On whether Ketamine can be used in conjunction with psychotherapy and psychological assistance

I mean, assisted psychotherapy is not really available at the moment. There’s one clinic that does offer it, but it’s very expensive because it’s quite time intensive. And obviously you need a psychotherapist present. How I do my sessions is that I do sit with the patient before the time, and reflect on what we’re doing today. So it’s an intention for the session: whether that is just having compassion with themselves, whether that is focusing on the healing, what’s going to happen in their brain, what if it comes up for them and their intention we focus on and then afterwards we spend 10 minutes just sort of debriefing about the session. What did they see? What did they experience? Is there anything specific that came up? I want them to leave feeling like they’ve had time to process the session. 

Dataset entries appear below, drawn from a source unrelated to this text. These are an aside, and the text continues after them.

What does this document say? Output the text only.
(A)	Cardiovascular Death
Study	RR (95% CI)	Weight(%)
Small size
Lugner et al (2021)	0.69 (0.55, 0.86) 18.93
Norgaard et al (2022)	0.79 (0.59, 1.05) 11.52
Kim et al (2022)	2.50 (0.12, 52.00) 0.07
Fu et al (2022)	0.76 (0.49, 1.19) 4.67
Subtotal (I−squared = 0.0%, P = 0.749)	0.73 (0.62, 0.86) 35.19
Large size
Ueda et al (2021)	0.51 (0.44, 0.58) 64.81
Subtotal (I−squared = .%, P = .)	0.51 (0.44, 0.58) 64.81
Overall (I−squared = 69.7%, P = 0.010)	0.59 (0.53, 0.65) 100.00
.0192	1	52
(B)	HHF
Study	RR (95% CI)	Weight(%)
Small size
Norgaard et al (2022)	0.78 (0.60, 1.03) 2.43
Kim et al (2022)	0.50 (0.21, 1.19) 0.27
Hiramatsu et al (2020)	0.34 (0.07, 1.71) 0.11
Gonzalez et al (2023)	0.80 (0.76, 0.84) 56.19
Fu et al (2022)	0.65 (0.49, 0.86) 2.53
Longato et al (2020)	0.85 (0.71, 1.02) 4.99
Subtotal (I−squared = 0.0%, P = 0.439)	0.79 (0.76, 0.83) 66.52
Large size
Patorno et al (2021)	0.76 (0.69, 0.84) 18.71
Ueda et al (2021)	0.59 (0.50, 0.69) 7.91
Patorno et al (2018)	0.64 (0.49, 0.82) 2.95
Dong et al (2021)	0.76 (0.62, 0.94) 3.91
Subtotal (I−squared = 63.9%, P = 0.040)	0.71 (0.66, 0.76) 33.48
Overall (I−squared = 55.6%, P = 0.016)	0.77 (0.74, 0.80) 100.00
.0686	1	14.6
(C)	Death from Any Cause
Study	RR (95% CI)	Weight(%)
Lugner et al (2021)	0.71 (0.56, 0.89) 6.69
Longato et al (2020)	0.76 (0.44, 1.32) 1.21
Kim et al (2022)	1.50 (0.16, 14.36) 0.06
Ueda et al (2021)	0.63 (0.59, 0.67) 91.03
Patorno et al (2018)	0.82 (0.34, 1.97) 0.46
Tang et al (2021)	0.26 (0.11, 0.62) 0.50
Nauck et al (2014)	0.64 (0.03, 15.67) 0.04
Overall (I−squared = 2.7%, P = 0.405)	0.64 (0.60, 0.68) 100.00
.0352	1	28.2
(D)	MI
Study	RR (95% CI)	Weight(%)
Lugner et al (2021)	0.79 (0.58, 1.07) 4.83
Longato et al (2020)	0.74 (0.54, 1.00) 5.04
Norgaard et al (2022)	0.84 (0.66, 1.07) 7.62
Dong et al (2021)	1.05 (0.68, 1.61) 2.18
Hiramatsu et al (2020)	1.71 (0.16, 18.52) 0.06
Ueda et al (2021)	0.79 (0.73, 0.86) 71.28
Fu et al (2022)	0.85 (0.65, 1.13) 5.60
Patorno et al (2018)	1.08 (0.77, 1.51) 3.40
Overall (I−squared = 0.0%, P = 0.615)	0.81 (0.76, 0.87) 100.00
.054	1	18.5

And so, of course, I’m not a trained psychotherapist and that’s not my specialty, but I do offer some sort of counseling support in that sense at each session. And patients have their own psychotherapists as well, so they continue to see the psychotherapists privately while they’re doing the Ketamine treatment. Once or twice a week, they see their therapist as well. And I’m usually in contact with the therapist during this time.